Monday 23 July 2012

chocolate dipped frozen bananas…. summer love

There are worse things to give in to when you’ve got a sugar craving. Much worse. A chocolate covered frozen banana is not one of them.
Seriously, give yourself a break from all your “shoulds” & “shouldn’ts” & just give in once in a while. It’s summer. It’s hot. You’ve worked all year slaving away in the gym to get the perfect body, and now it’s time to reward yourself.
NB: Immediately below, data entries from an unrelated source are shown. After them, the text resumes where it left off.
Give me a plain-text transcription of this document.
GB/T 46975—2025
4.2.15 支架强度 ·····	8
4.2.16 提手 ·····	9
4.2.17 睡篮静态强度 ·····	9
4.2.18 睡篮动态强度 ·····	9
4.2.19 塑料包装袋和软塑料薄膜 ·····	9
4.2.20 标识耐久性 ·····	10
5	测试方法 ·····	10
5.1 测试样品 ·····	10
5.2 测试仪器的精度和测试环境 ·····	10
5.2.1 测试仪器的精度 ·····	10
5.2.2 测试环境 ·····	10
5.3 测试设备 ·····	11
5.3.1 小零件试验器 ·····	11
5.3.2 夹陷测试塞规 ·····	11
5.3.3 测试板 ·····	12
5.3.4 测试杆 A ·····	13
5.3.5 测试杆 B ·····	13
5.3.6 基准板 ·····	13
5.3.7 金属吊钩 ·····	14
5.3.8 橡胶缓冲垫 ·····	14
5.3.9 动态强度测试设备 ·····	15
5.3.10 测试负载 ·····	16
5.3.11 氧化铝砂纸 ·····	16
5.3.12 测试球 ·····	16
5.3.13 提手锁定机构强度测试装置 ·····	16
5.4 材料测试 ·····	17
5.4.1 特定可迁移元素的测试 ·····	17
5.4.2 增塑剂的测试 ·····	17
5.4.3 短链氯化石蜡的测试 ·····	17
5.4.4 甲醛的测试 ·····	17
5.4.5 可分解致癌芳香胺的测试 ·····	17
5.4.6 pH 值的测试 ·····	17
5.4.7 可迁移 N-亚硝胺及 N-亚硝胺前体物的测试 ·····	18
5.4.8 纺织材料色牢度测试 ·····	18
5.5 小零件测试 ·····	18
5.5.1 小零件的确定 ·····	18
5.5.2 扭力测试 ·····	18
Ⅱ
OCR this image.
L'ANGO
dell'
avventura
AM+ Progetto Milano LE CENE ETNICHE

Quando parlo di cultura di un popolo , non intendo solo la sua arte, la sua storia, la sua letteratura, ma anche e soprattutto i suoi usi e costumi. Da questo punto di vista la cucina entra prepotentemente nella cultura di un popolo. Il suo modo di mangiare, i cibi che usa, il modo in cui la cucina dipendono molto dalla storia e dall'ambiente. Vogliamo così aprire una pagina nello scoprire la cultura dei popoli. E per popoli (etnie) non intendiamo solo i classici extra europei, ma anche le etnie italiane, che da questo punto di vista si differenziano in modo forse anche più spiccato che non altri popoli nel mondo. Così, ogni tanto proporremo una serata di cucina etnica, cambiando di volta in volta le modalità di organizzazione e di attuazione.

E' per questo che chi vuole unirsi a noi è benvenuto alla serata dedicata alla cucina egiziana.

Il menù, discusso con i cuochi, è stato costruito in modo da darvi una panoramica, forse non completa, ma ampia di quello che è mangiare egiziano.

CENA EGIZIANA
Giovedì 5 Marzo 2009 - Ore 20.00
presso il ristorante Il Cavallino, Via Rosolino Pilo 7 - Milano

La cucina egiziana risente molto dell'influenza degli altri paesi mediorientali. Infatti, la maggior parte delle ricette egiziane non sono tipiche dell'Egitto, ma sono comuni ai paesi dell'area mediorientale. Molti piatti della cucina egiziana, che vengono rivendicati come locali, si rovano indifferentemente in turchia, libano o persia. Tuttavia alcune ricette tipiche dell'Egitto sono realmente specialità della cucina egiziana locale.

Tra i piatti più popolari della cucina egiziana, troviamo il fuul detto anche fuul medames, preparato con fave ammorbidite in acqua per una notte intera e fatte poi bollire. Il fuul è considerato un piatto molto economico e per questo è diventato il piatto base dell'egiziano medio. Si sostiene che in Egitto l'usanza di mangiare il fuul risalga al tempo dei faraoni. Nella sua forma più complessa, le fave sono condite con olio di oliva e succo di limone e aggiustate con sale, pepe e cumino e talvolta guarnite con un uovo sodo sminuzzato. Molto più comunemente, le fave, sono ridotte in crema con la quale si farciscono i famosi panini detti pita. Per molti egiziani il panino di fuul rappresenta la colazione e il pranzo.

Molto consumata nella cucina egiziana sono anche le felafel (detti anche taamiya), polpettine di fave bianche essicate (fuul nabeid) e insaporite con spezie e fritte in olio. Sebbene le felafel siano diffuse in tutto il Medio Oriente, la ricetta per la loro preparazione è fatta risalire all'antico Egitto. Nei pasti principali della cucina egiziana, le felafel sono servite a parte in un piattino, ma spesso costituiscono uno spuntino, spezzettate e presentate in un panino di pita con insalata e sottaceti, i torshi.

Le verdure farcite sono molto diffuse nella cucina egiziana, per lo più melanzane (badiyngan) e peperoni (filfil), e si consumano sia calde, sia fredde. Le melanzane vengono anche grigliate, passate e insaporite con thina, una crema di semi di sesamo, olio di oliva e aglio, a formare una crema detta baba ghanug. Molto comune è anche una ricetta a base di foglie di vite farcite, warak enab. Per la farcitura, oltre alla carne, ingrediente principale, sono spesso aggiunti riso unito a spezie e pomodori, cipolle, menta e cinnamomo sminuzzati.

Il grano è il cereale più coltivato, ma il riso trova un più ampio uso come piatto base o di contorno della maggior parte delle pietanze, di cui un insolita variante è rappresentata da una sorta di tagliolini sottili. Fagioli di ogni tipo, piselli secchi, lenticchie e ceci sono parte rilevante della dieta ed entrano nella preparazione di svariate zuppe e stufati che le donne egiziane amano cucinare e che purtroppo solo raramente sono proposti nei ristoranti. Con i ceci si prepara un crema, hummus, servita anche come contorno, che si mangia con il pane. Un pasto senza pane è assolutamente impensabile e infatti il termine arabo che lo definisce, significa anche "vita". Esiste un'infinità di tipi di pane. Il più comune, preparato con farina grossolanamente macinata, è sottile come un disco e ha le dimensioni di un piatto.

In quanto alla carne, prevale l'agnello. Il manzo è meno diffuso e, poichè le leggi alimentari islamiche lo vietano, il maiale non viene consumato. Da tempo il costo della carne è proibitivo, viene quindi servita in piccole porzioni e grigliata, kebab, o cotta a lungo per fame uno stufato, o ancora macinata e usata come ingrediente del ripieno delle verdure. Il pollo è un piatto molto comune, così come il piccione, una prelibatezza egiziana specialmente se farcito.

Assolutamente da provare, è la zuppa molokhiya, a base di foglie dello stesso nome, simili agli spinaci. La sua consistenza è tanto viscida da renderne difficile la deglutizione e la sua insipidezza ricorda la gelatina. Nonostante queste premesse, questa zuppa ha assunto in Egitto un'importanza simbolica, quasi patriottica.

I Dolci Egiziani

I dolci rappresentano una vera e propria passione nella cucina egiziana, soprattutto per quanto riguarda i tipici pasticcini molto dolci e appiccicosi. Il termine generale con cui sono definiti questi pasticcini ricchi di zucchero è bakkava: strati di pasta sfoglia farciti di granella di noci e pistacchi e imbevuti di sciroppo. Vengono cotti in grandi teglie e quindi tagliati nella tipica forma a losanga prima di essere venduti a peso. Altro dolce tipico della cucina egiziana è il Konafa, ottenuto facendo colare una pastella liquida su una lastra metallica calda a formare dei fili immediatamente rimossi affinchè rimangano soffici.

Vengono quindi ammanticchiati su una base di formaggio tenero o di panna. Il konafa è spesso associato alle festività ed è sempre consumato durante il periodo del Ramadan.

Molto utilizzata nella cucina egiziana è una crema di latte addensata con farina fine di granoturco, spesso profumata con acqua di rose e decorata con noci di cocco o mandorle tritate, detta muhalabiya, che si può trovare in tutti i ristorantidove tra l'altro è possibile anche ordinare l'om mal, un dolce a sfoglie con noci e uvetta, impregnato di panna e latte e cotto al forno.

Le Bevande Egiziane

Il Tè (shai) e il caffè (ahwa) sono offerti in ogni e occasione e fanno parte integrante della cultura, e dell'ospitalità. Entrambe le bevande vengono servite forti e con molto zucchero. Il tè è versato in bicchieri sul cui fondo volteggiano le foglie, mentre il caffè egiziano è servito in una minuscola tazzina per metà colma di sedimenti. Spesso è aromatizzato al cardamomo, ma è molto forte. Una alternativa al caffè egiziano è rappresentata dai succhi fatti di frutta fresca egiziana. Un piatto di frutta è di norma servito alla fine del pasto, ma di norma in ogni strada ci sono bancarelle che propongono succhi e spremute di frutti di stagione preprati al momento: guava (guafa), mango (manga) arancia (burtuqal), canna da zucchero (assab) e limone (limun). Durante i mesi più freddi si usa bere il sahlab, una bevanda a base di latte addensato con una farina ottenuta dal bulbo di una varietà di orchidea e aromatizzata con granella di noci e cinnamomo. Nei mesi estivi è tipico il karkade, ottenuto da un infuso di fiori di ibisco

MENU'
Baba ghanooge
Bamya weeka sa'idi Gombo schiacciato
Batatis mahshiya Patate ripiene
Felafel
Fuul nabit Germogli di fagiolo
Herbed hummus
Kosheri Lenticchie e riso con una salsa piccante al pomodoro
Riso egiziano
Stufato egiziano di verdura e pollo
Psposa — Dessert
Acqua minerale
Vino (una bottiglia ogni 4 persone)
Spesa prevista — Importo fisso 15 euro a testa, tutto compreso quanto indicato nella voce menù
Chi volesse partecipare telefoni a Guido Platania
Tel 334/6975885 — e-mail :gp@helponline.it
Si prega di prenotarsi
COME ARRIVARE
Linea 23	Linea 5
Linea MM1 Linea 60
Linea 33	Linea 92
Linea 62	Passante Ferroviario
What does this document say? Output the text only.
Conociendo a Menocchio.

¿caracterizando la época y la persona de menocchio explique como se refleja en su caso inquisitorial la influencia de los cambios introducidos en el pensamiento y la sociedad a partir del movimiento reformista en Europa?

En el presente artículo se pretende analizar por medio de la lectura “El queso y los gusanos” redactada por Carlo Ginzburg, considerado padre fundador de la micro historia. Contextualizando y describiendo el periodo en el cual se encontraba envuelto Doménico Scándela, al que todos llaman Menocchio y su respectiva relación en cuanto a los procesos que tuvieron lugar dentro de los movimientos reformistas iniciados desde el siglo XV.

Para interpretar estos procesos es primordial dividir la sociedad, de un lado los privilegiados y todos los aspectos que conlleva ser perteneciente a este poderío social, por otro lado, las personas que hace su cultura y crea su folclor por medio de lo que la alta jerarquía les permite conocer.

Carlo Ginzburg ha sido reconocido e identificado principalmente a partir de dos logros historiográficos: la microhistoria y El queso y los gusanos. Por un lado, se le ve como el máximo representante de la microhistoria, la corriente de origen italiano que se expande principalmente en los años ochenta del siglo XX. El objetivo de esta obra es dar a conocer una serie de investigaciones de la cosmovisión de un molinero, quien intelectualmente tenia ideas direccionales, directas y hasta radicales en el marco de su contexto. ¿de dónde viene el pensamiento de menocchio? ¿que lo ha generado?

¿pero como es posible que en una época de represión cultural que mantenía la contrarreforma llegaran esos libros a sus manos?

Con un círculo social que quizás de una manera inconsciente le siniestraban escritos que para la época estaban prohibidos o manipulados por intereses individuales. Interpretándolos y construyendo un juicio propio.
Did you know that a little bit of dark chocolate is good for you? I’m talking real chocolate though, not candy bars that are filled with sugars, preservatives, artificial flavorings & who knows what else. So when you think about this, these bananas are good for you. It’s just chocolate & bananas, you can’t go wrong! Not to mention that when the bananas freeze they maintain this creamy texture which contrasts perfectly with the crunch of the outer shell.
What you will need:
- 12 popsicle sticks
- parchment paper
- 2 pipping bags
- 3 large jam jars
Ingredients:
- 3 large bananas
- 400g white chocolate (28%)
- 400g milk chocolate (52%)
- 400g dark chocolate (74%+)
Directions:
1. peel the bananas, cut off the ends & then cut them in half. Each banana should make two popsicles.
2. insert a popsicle stick into the end of each banana about half way in. Place the bananas on a plate & into the freezer. Freeze for an hour or two until they are frozen solid.
3. Once the bananas are frozen, you can begin to melt the chocolate.
4. cover a counter or oven tray with parchment paper.
5. Finely chop the dark chocolate & place it in a double boiler to melt. Once melted, transfer it to one of the jam jars. Remove four of the bananas from the freezer & submerge one into the chocolate completely. Remove it & gently shake so that the excess chocolate drips off. The chocolate should harden into a shell quickly due to the temperature of the bananas, once hard it can be laid flat on the parchment paper so that you can move onto the next one.
6. once all four bananas have been covered, move onto the milk chocolate & repeat the steps above. Lastly, move onto the white chocolate until all 12 popsicles are covered.
7. once the bananas are covered, 2 table spoons of dark chocolate can be placed inside of one of the pipping bags. Close the opening, and then cut a tiny hole into the end. Drizzle the white chocolate bananas with the dark chocolate to decorate. For the milk chocolate & dark chocolate bananas, repeat the process using white chocolate.
8. once finished, return to the freezer until you’re ready to consume. These can be kept for two weeks up to a month.
Tips:
*** if you’d like something a little more playful, the bananas can be covered in sprinkles, chopped nuts, candy or anything else you can think of. This will have to be done before the chocolate hardens into a shell though so work quickly.
*** I like to melt my chocolate directly in the jam jars which I then submerge in a pot of warm water set to medium-low heat on the stove. Things to remember are to not let any water into the jars as water & chocolate have an adverse effect on each other when you’re trying to melt chocolate. The reason I like using the jars is that when I’m done using the melted chocolate for dipping, I can just put the lid on the jar & set it aside until next time. Cleanup is easier too.
*** once again, it’s all gluten-free!!!